Soon, LLMs will be able to complete any Captcha a human can within reasonable time. When that happens, the "analog hole" may be open permanently. If you can point a camera and a microphone at it, the AI will be able to make better sense of it than a person.

Gigachad 3 days ago | parent | next [-]

The future will just be every web session gets tied to a real ID and if the service detects you as a bot you just get blocked by ID.

wraptile 3 days ago | parent | next [-]

> The future will just be every web session gets tied to a real ID

This seems like an awful future. We already had this in form of limited ipv4 addresses wher each IP is basically an identity. People started buying up ip addresses and selling them as proxies. So any other form of ID would suffer the same fate unless enforced at government level.

Worst case scenario we have 10,000 people sitting in front of the screens clicking page links because hiring someone to use their "government id" to mindlessly browse the web is the only way to get data of the public web. That's not the future we should want.

xnx 3 days ago | parent | prev [-]

I definitely agree logins will be required for many more sites, but how would the site be able to distinguish humans from bots controlling the browser? Captcha is almost obsolete. ARC AGI is too cumbersome for verifying every time.

Gigachad 3 days ago | parent [-]

Small scale usage at the same level as a normal person would probably go under the radar, but if you try scraping, running multiple accounts or posting any more than you would a normal user it’ll be picked up once they can link all actions to a real person.

If you are just asking Siri to load a page for you, that probably gets tolerated. Maybe very sensitive sites will go verified mobile platform only and Apple/Google will provide some kind of AI free compute environment like how they can block screen recording or custom roms today.

Yes it is 100% the death of the free and open computing environment. But captchas are no longer going to be sufficient. It seems realistic to block bots if you are willing to fully lock down everything.

xnx 3 days ago | parent [-]

The next frontier is entire fake personas to login and scrape sites ... which is why government/real-world verification will be required soon.

goku12 3 days ago | parent | prev [-]

Please remember that an LLM accessing any website isn't the problem here. It's the scraping bots that saturate the server bandwidth (a DoS attack of sorts) to collect data to train the LLMs with. An LLM solving a captcha or an Anubis style proof of work problem isn't a big concern here, because the worst they're going to do with the collected data is to cache them for later analysis and reporting. Unlike the crawlers, LLMs don't have any incentives in sucking up huge amounts of data like a giant vacuum cleaner.

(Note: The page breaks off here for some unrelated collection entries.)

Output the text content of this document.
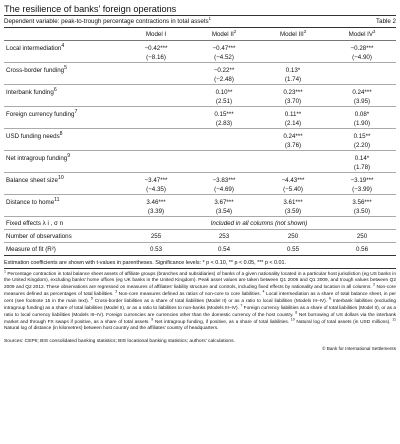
The resilience of banks’ foreign operations
Dependent variable: peak-to-trough percentage contractions in total assets$^1$	Table 2
	Model I	Model $II^2$	Model III$^3$	Model $IV^3$
Local intermediation$^4$	−0.42***	−0.47***		−0.28***
	(−8.16)	(−4.52)		(−4.90)
Cross-border funding$^5$		−0.22**	0.13*	
		(−2.48)	(1.74)	
Interbank funding$^6$		0.10**	0.23***	0.24***
		(2.51)	(3.70)	(3.95)
Foreign currency funding$^7$		0.15***	0.11**	0.08*
		(2.83)	(2.14)	(1.90)
USD funding needs$^8$			0.24***	0.15**
			(3.76)	(2.20)
Net intragroup funding$^9$				0.14*
				(1.78)
Balance sheet size$^{10}$	−3.47***	−3.83***	−4.43***	−3.19***
	(−4.35)	(−4.69)	(−5.40)	(−3.99)
Distance to home$^{11}$	3.46***	3.67***	3.61***	3.56***
	(3.39)	(3.54)	(3.59)	(3.50)
Fixed effects λ i , σ n	Included in all columns (not shown)			
Number of observations	255	253	250	250
Measure of fit (R²)	0.53	0.54	0.55	0.56
Estimation coefficients are shown with t-values in parentheses. Significance levels: * p < 0.10, ** p < 0.05, *** p < 0.01.
$^1$ Percentage contraction in total balance sheet assets of affiliate groups (branches and subsidiaries) of banks of a given nationality located in a particular host jurisdiction (eg US banks in the United Kingdom), excluding banks' home offices (eg UK banks in the United Kingdom). Peak asset values are taken between Q1 2006 and Q1 2009, and trough values between Q2 2009 and Q2 2012. These observations are regressed on measures of affiliates' liability structure and controls, including fixed effects by nationality and location in all columns. $^2$ Non-core measures defined as percentages of total liabilities. $^3$ Non-core measures defined as ratios of non-core to core liabilities. $^4$ Local intermediation as a share of total balance sheet, in per cent (see footnote 15 in the main text). $^5$ Cross-border liabilities as a share of total liabilities (Model II) or as a ratio to local liabilities (Models III–IV). $^6$ Interbank liabilities (excluding intragroup funding) as a share of total liabilities (Model II), or as a ratio to liabilities to non-banks (Models III–IV). $^7$ Foreign currency liabilities as a share of total liabilities (Model II), or as a ratio to local currency liabilities (Models III–IV). Foreign currencies are currencies other than the domestic currency of the host country. $^8$ Net borrowing of US dollars via the interbank market and through FX swaps if positive, as a share of total assets. $^9$ Net intragroup funding, if positive, as a share of total liabilities. $^{10}$ Natural log of total assets (in USD millions). $^{11}$ Natural log of distance (in kilometres) between host country and the affiliates' country of headquarters.
Sources: CEPII; BIS consolidated banking statistics; BIS locational banking statistics; authors' calculations.
© Bank for International Settlements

TeMPOraL 3 days ago | parent [-]

Scraping was a thing before LLMs, there's a whole separate arms race around this for regular competition and "industrial espionage" reasons. I'm not really sure why model training would become a noticeable fraction of scrapping activity - there's only few players on the planet that can afford to train decent LLMs in the first place, and they're not going to re-scrape the content they already have ad infinitum.

int_19h 3 days ago | parent [-]

> they're not going to re-scrape the content they already have

That's true for static content, but much of it is forums and other places like that where the main value is that new content is constantly generated - but needs to be re-scraped.

a96 2 days ago | parent [-]

If only sites agreed on putting a machine readable URL somewhere that lists all items by date. Like a site summary or a syndication stream. And maybe like a "map" of a static site. It would be so easy to share their updates with other interested systems.

int_19h a day ago | parent [-]

Why should they agree to make life even easier for people doing something they don't want?